What is the one thing we all have in common? Our need for connection. It is innate in all of us.
Yet many of us balk at this need. Experiencing past hurt, seeing connection as vulnerability. As a liability. So we hide behind masks of “Everything’s fine, how are you?”. Not wanting to show people we’re struggling. We’re good at keeping up appearances so others don’t see the cracks in our armour and judge us. Or reject us. The irony is - so many of us are hiding behind the same “Everything’s ok” facade, and living the shallow, disillusioned life that comes with it.
But what if? What if, in a moment, others could see into our world with all the messiness and imperfection that is us? What would happen? Well - a miracle, actually. At least to our unbelieving mind. Our heart longs for it. Our mind doesn’t believe it can happen. And what is the “it”? Acceptance. Unconditional acceptance for who we are - in all our glory and humanness. We are both fully divine AND mired in frailty. Living this dichotomy every day. Often blind to the former and blinded by the latter. But when others see us for who we really are, when we let them in - a miracle happens. The blinders of our humanity lift and we glimpse the divine. In us and in others. When we see ourselves through this lens and in turn see others this way, we experience common ground, not separation. Inclusion, not exclusion. “We”, not ‘Us’ and ‘Them’.
I have seen this transformative outcome time and time again, right in my own community.
Because that's the key - community. Not the incidental or accidental that comes from moving in beside a new neighbour. I’m talking about the intentional act of opening ourselves up to see, and be seen by, others. Not emotional vomiting onto others and calling it “being vulnerable”. More like baby steps toward becoming more “seen”. Testing the waters in small ways to see who around us is worthy of our disclosure and trust. When someone asks us how we’re doing, let’s try an experiment. Instead of defaulting to “I’m fine, how are you?”, let’s try, “Actually, I’m feeling a little…today.” [sad, frustrated, tired, etc.]. And see what happens. Our brain may try to convince us NOT to do such a thing, “What if you do this and they reject you? Or ignore you? Or worse yet - change the subject?”. The beauty of an experiment is - it doesn’t matter the outcome. We’re simply testing a belief that is holding us back, then observing the outcome.

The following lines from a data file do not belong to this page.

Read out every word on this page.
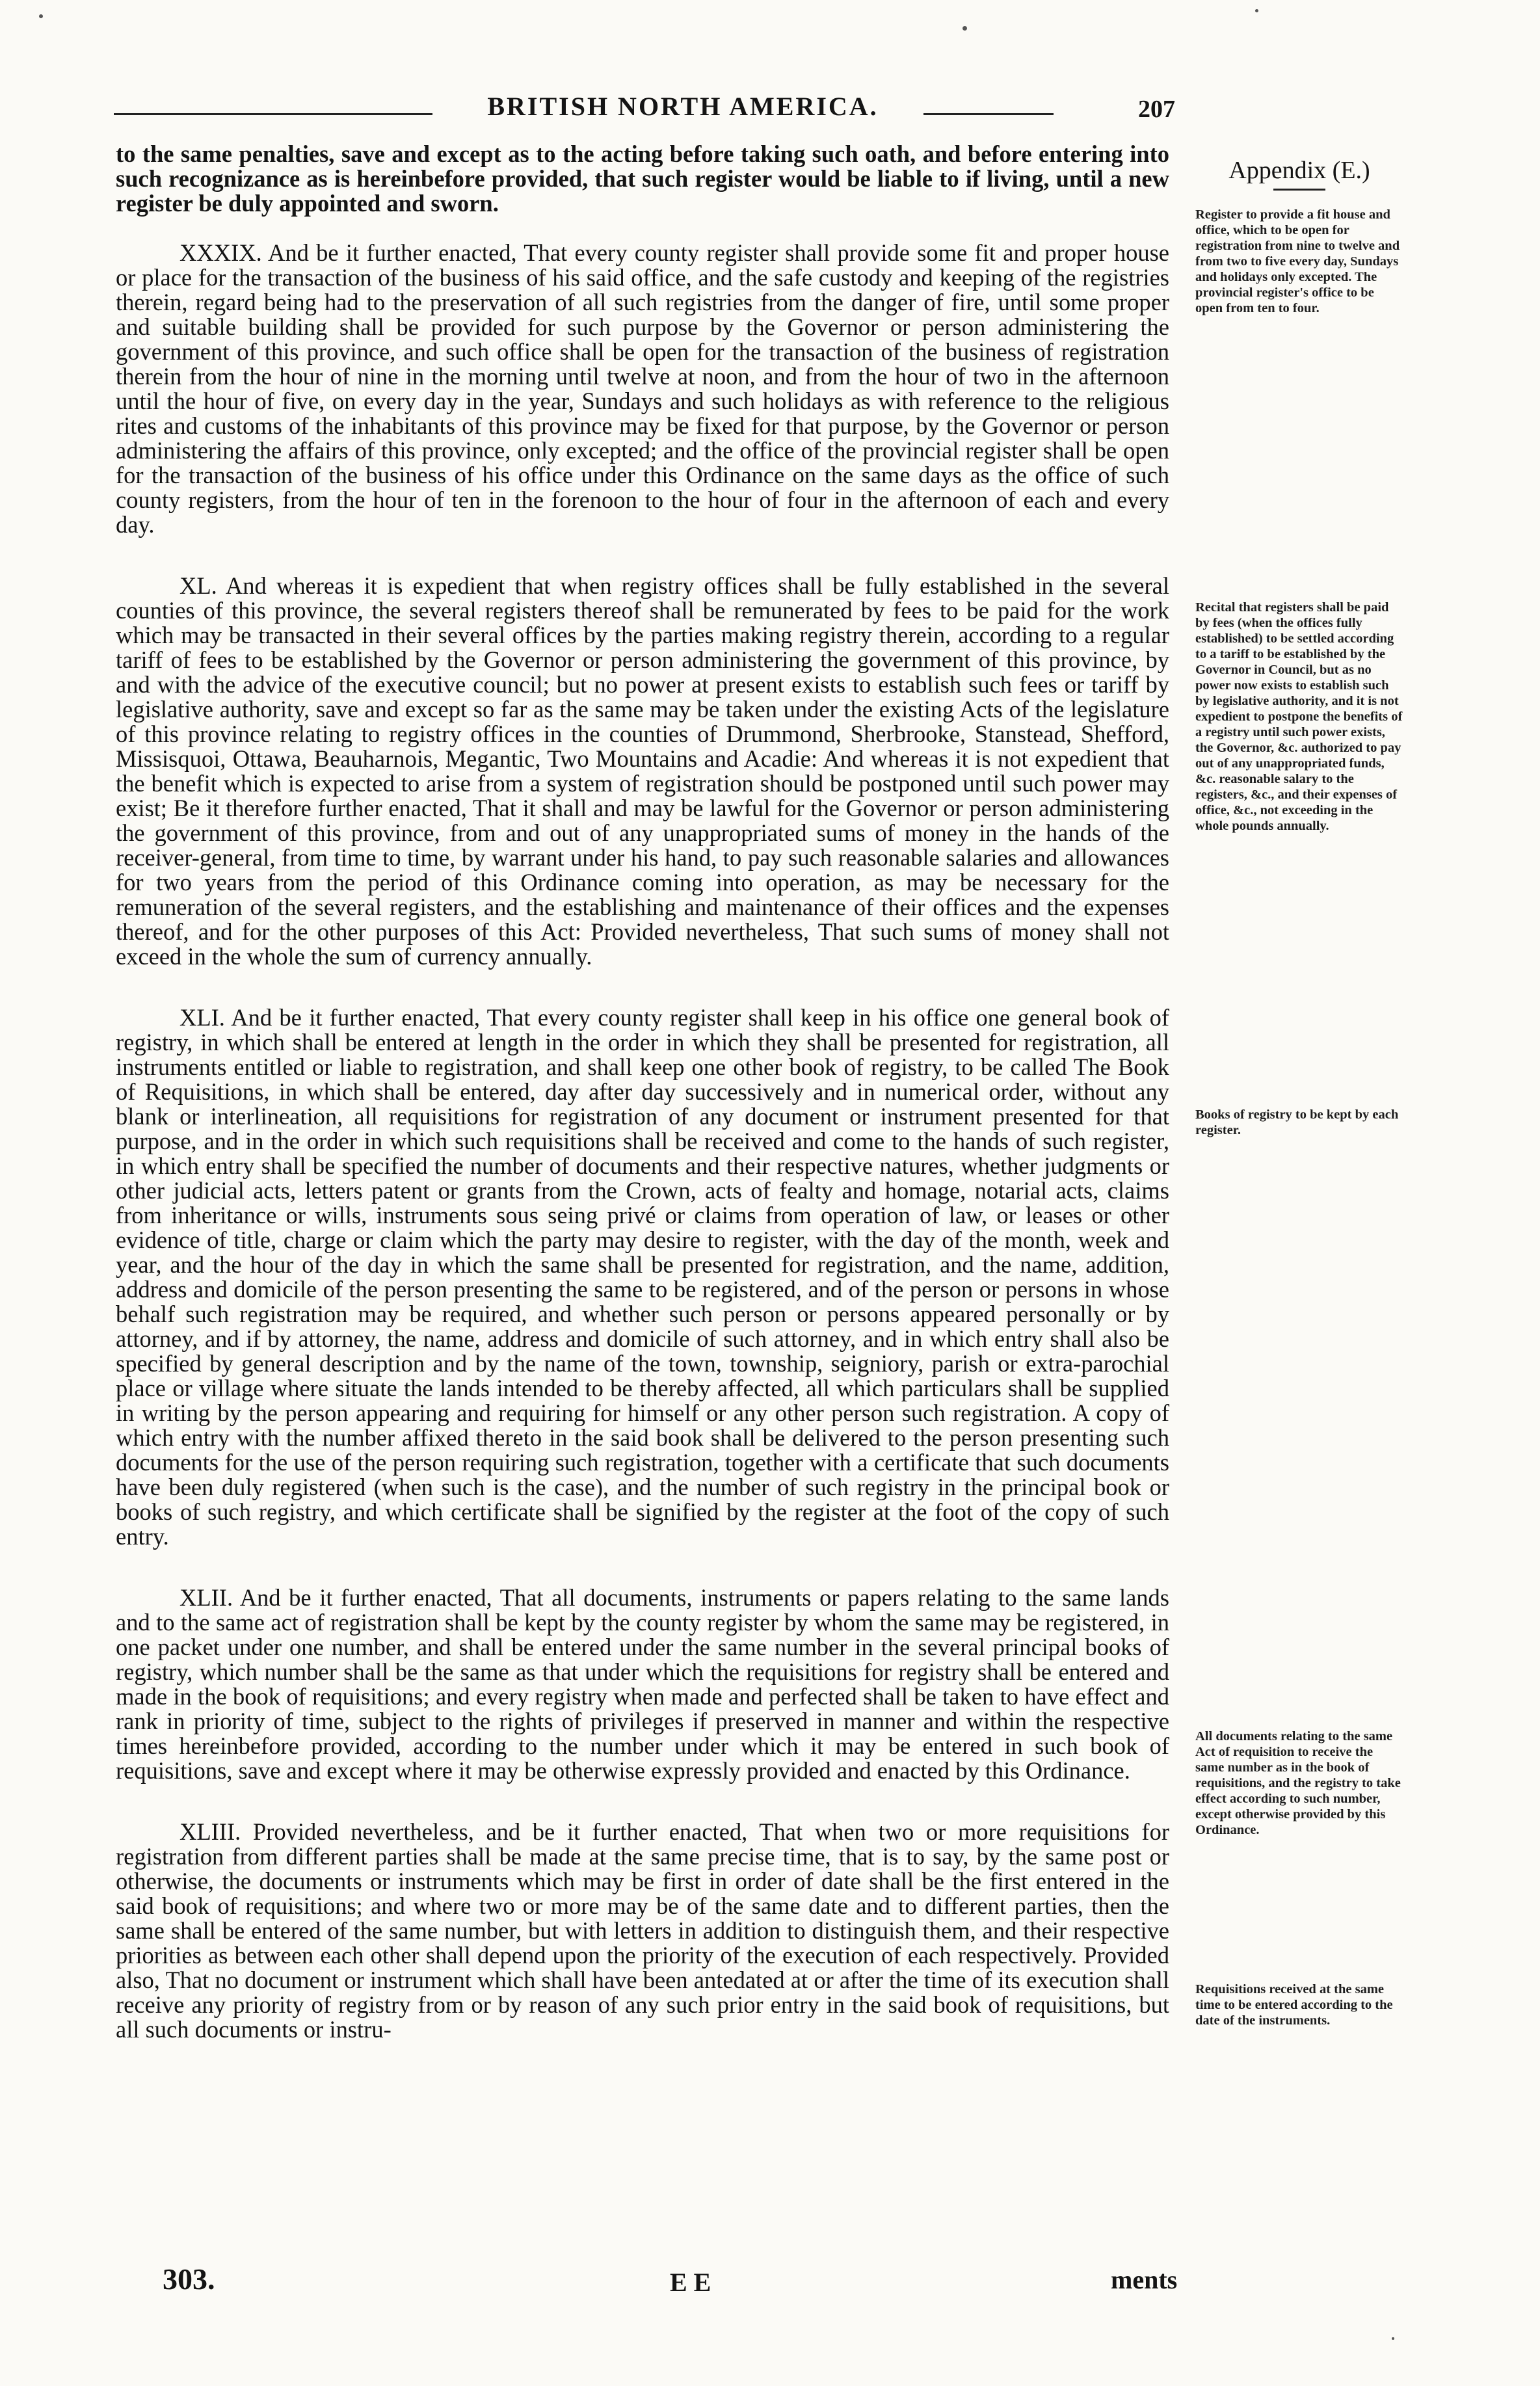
BRITISH NORTH AMERICA.	207
Appendix (E.)

to the same penalties, save and except as to the acting before taking such oath, and before entering into such recognizance as is hereinbefore provided, that such register would be liable to if living, until a new register be duly appointed and sworn.

XXXIX. And be it further enacted, That every county register shall provide some fit and proper house or place for the transaction of the business of his said office, and the safe custody and keeping of the registries therein, regard being had to the preservation of all such registries from the danger of fire, until some proper and suitable building shall be provided for such purpose by the Governor or person administering the government of this province, and such office shall be open for the transaction of the business of registration therein from the hour of nine in the morning until twelve at noon, and from the hour of two in the afternoon until the hour of five, on every day in the year, Sundays and such holidays as with reference to the religious rites and customs of the inhabitants of this province may be fixed for that purpose, by the Governor or person administering the affairs of this province, only excepted; and the office of the provincial register shall be open for the transaction of the business of his office under this Ordinance on the same days as the office of such county registers, from the hour of ten in the forenoon to the hour of four in the afternoon of each and every day.

XL. And whereas it is expedient that when registry offices shall be fully established in the several counties of this province, the several registers thereof shall be remunerated by fees to be paid for the work which may be transacted in their several offices by the parties making registry therein, according to a regular tariff of fees to be established by the Governor or person administering the government of this province, by and with the advice of the executive council; but no power at present exists to establish such fees or tariff by legislative authority, save and except so far as the same may be taken under the existing Acts of the legislature of this province relating to registry offices in the counties of Drummond, Sherbrooke, Stanstead, Shefford, Missisquoi, Ottawa, Beauharnois, Megantic, Two Mountains and Acadie: And whereas it is not expedient that the benefit which is expected to arise from a system of registration should be postponed until such power may exist; Be it therefore further enacted, That it shall and may be lawful for the Governor or person administering the government of this province, from and out of any unappropriated sums of money in the hands of the receiver-general, from time to time, by warrant under his hand, to pay such reasonable salaries and allowances for two years from the period of this Ordinance coming into operation, as may be necessary for the remuneration of the several registers, and the establishing and maintenance of their offices and the expenses thereof, and for the other purposes of this Act: Provided nevertheless, That such sums of money shall not exceed in the whole the sum of currency annually.

XLI. And be it further enacted, That every county register shall keep in his office one general book of registry, in which shall be entered at length in the order in which they shall be presented for registration, all instruments entitled or liable to registration, and shall keep one other book of registry, to be called The Book of Requisitions, in which shall be entered, day after day successively and in numerical order, without any blank or interlineation, all requisitions for registration of any document or instrument presented for that purpose, and in the order in which such requisitions shall be received and come to the hands of such register, in which entry shall be specified the number of documents and their respective natures, whether judgments or other judicial acts, letters patent or grants from the Crown, acts of fealty and homage, notarial acts, claims from inheritance or wills, instruments sous seing privé or claims from operation of law, or leases or other evidence of title, charge or claim which the party may desire to register, with the day of the month, week and year, and the hour of the day in which the same shall be presented for registration, and the name, addition, address and domicile of the person presenting the same to be registered, and of the person or persons in whose behalf such registration may be required, and whether such person or persons appeared personally or by attorney, and if by attorney, the name, address and domicile of such attorney, and in which entry shall also be specified by general description and by the name of the town, township, seigniory, parish or extra-parochial place or village where situate the lands intended to be thereby affected, all which particulars shall be supplied in writing by the person appearing and requiring for himself or any other person such registration. A copy of which entry with the number affixed thereto in the said book shall be delivered to the person presenting such documents for the use of the person requiring such registration, together with a certificate that such documents have been duly registered (when such is the case), and the number of such registry in the principal book or books of such registry, and which certificate shall be signified by the register at the foot of the copy of such entry.

XLII. And be it further enacted, That all documents, instruments or papers relating to the same lands and to the same act of registration shall be kept by the county register by whom the same may be registered, in one packet under one number, and shall be entered under the same number in the several principal books of registry, which number shall be the same as that under which the requisitions for registry shall be entered and made in the book of requisitions; and every registry when made and perfected shall be taken to have effect and rank in priority of time, subject to the rights of privileges if preserved in manner and within the respective times hereinbefore provided, according to the number under which it may be entered in such book of requisitions, save and except where it may be otherwise expressly provided and enacted by this Ordinance.

XLIII. Provided nevertheless, and be it further enacted, That when two or more requisitions for registration from different parties shall be made at the same precise time, that is to say, by the same post or otherwise, the documents or instruments which may be first in order of date shall be the first entered in the said book of requisitions; and where two or more may be of the same date and to different parties, then the same shall be entered of the same number, but with letters in addition to distinguish them, and their respective priorities as between each other shall depend upon the priority of the execution of each respectively. Provided also, That no document or instrument which shall have been antedated at or after the time of its execution shall receive any priority of registry from or by reason of any such prior entry in the said book of requisitions, but all such documents or instru-

Register to provide a fit house and office, which to be open for registration from nine to twelve and from two to five every day, Sundays and holidays only excepted. The provincial register's office to be open from ten to four.
Recital that registers shall be paid by fees (when the offices fully established) to be settled according to a tariff to be established by the Governor in Council, but as no power now exists to establish such by legislative authority, and it is not expedient to postpone the benefits of a registry until such power exists, the Governor, &c. authorized to pay out of any unappropriated funds, &c. reasonable salary to the registers, &c., and their expenses of office, &c., not exceeding in the whole pounds annually.
Books of registry to be kept by each register.
All documents relating to the same Act of requisition to receive the same number as in the book of requisitions, and the registry to take effect according to such number, except otherwise provided by this Ordinance.
Requisitions received at the same time to be entered according to the date of the instruments.
303.	E E	ments
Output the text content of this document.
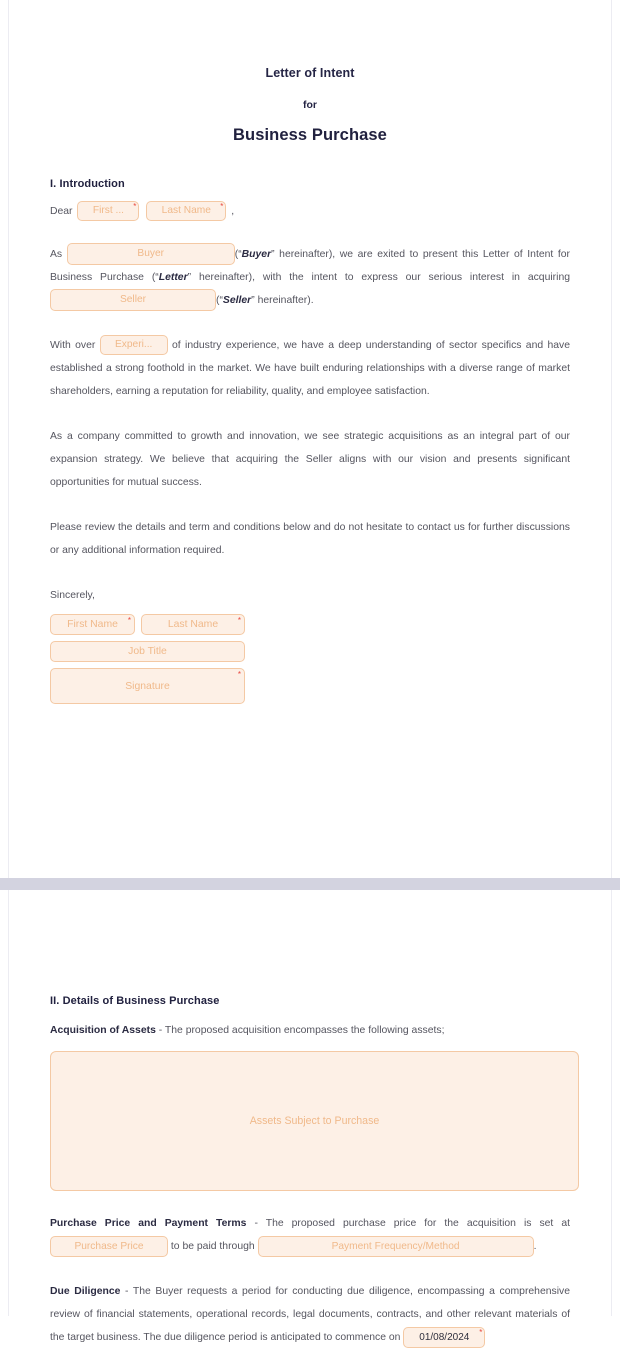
Letter of Intent
for
Business Purchase
I. Introduction
Dear First ... *	Last Name * ,

As	Buyer	(“Buyer” hereinafter), we are exited to present this Letter of Intent for Business Purchase (“Letter” hereinafter), with the intent to express our serious interest in acquiring Seller	(“Seller” hereinafter).

With over Experi... of industry experience, we have a deep understanding of sector specifics and have established a strong foothold in the market. We have built enduring relationships with a diverse range of market shareholders, earning a reputation for reliability, quality, and employee satisfaction.

As a company committed to growth and innovation, we see strategic acquisitions as an integral part of our expansion strategy. We believe that acquiring the Seller aligns with our vision and presents significant opportunities for mutual success.

Please review the details and term and conditions below and do not hesitate to contact us for further discussions or any additional information required.

Sincerely,
First Name *	Last Name *
Job Title
Signature *
II. Details of Business Purchase

Acquisition of Assets - The proposed acquisition encompasses the following assets;

Assets Subject to Purchase

Purchase Price and Payment Terms - The proposed purchase price for the acquisition is set at Purchase Price	to be paid through	Payment Frequency/Method	.

Due Diligence - The Buyer requests a period for conducting due diligence, encompassing a comprehensive review of financial statements, operational records, legal documents, contracts, and other relevant materials of the target business. The due diligence period is anticipated to commence on 01/08/2024 *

And what if? What if nothing bad happens? What if they, in turn, share a little piece of themselves? What if we walk away feeling a little more seen? And heard.
Community doesn’t happen by accident, it emerges from thousands of little acts-- of opening ourselves up to those around us in ways that honour our boundaries while making room for deeper connection.
So what are we waiting for? Let’s embark on this community connection experiment. Together.
I think we’ll be surprised by the outcome.